Abstract

We have studied glucose phosphorylation at increasing glucose concentrations (1, 5, 10, 25, 50, and 100 mmol/liter) in capillaries of the choroidocapillary lamina from the eye of normal female albino rabbits (n = 10; body wt 1800-2000 g; mean +/- SEM morning glycemia: 147.77 +/- 4.02 mg/dl) and from the eye of spontaneously hyperglycemic rabbits (n = 5, body wt 1800-2000 g, mean +/- SEM morning glycemia; 211.00 +/- 10.76 mg/dl). In the 3000g supernatant of capillary homogenates, the glucose phosphorylating activity (NADP reduction measured as optical density change at 366 nm at pH 7.5) increased progressively with the rise of glucose concentration (r = 0.36; P < 0.05), approaching the peak at high glucose level (25 mmol/liter), with values ranging from 5.32 +/- 0.46 (SEM) nmol/min/mg protein to 7.14 +/- 0.74 (+34.21%, P < 0.01). When measured at a more alkaline pH (8.2) the glucose phosphorylation was higher than at pH 7.5 and retained the responsiveness to increasing glucose concentrations. These kinetic characteristics differ from those seen in most tissues and are somewhat reminiscent of those shown by hepatic glucokinase. Indeed, by subtracting the activity at 1 mmol/liter glucose from that at higher glucose concentrations, we calculated the "glucokinase component" which together with the "hexokinase component" form the total glucose phosphorylating activity. Glucose phosphorylation in capillaries from spontaneously hyperglycemic rabbits was lower than normal (values: 3.66 +/- 0.31 vs 5.32 +/- 0.46 of the normal rabbits; -31.20%; P < 0.05).
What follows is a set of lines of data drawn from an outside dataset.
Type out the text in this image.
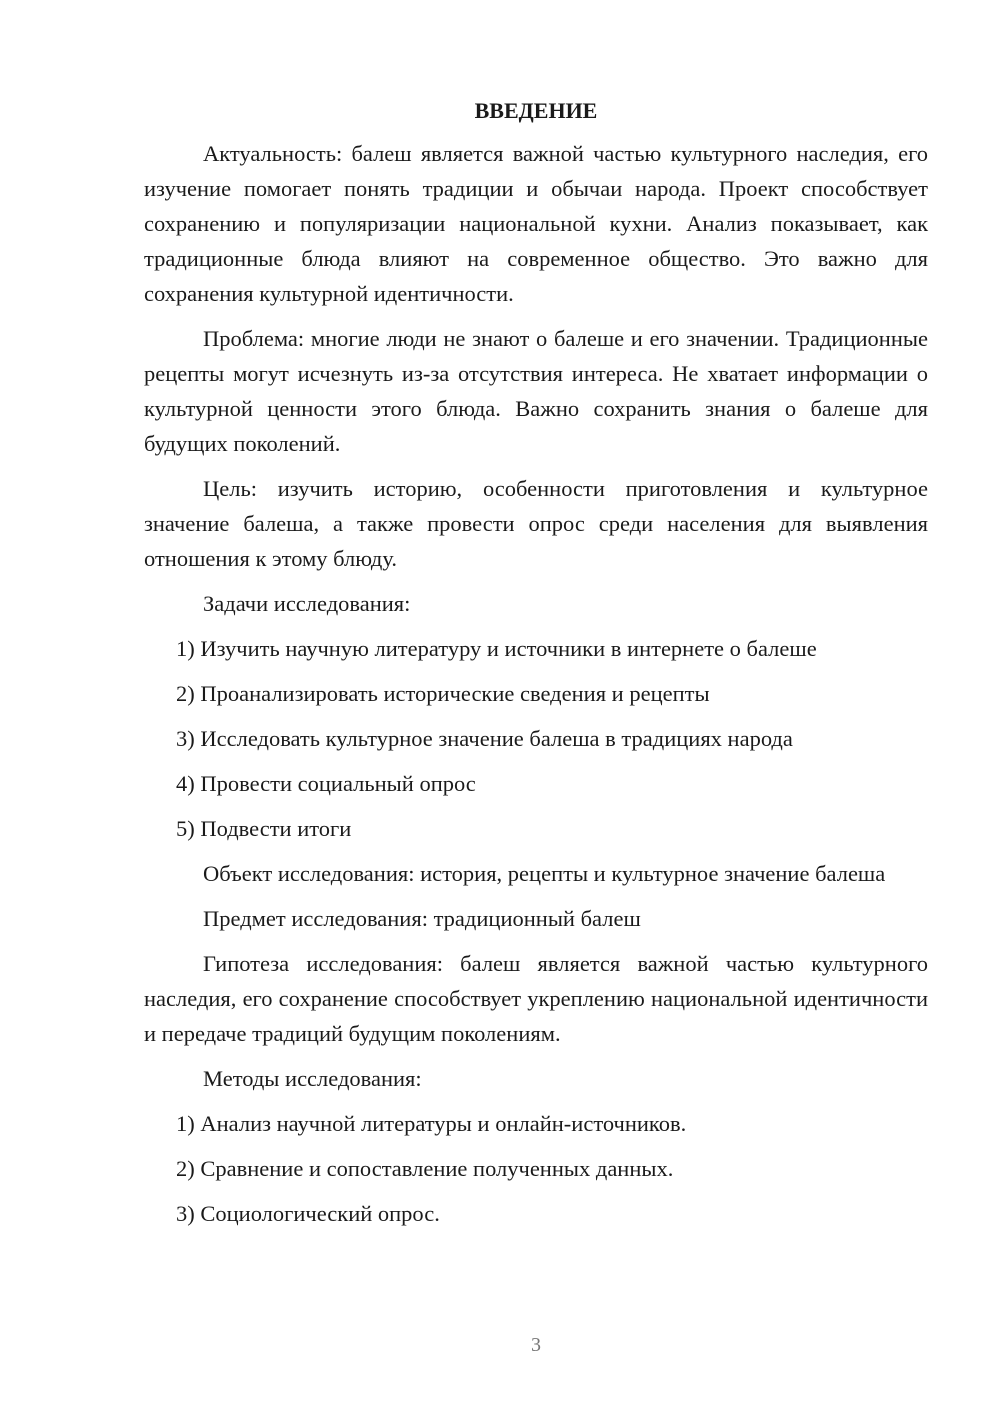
ВВЕДЕНИЕ

Актуальность: балеш является важной частью культурного наследия, его изучение помогает понять традиции и обычаи народа. Проект способствует сохранению и популяризации национальной кухни. Анализ показывает, как традиционные блюда влияют на современное общество. Это важно для сохранения культурной идентичности.

Проблема: многие люди не знают о балеше и его значении. Традиционные рецепты могут исчезнуть из-за отсутствия интереса. Не хватает информации о культурной ценности этого блюда. Важно сохранить знания о балеше для будущих поколений.

Цель: изучить историю, особенности приготовления и культурное значение балеша, а также провести опрос среди населения для выявления отношения к этому блюду.

Задачи исследования:

1) Изучить научную литературу и источники в интернете о балеше
2) Проанализировать исторические сведения и рецепты
3) Исследовать культурное значение балеша в традициях народа
4) Провести социальный опрос
5) Подвести итоги

Объект исследования: история, рецепты и культурное значение балеша

Предмет исследования: традиционный балеш

Гипотеза исследования: балеш является важной частью культурного наследия, его сохранение способствует укреплению национальной идентичности и передаче традиций будущим поколениям.

Методы исследования:

1) Анализ научной литературы и онлайн-источников.
2) Сравнение и сопоставление полученных данных.
3) Социологический опрос.
3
This could contribute to the hyperglycemia by reducing glucose utilization. However, in these animals the enzyme activity retained the responsivity to increasing glucose concentrations (r = 0.41, P < 0.05). Therefore, the actual capillary glucose phosphorylation in these animals would depend upon both the enzyme level (which is reduced) and the glucose concentration (which is increased). Due to the in vivo inhibition of the hexokinase component, the glucokinase component may be predominant in vivo, making the stimulating effects of hyperglycemia much more pronounced than it would appear from our data in vitro. This may lead to glucose overutilization. These kinetic characteristics of glucose phosphorylation in capillaries might be relevant to the mechanisms leading to diabetic microangiopathy.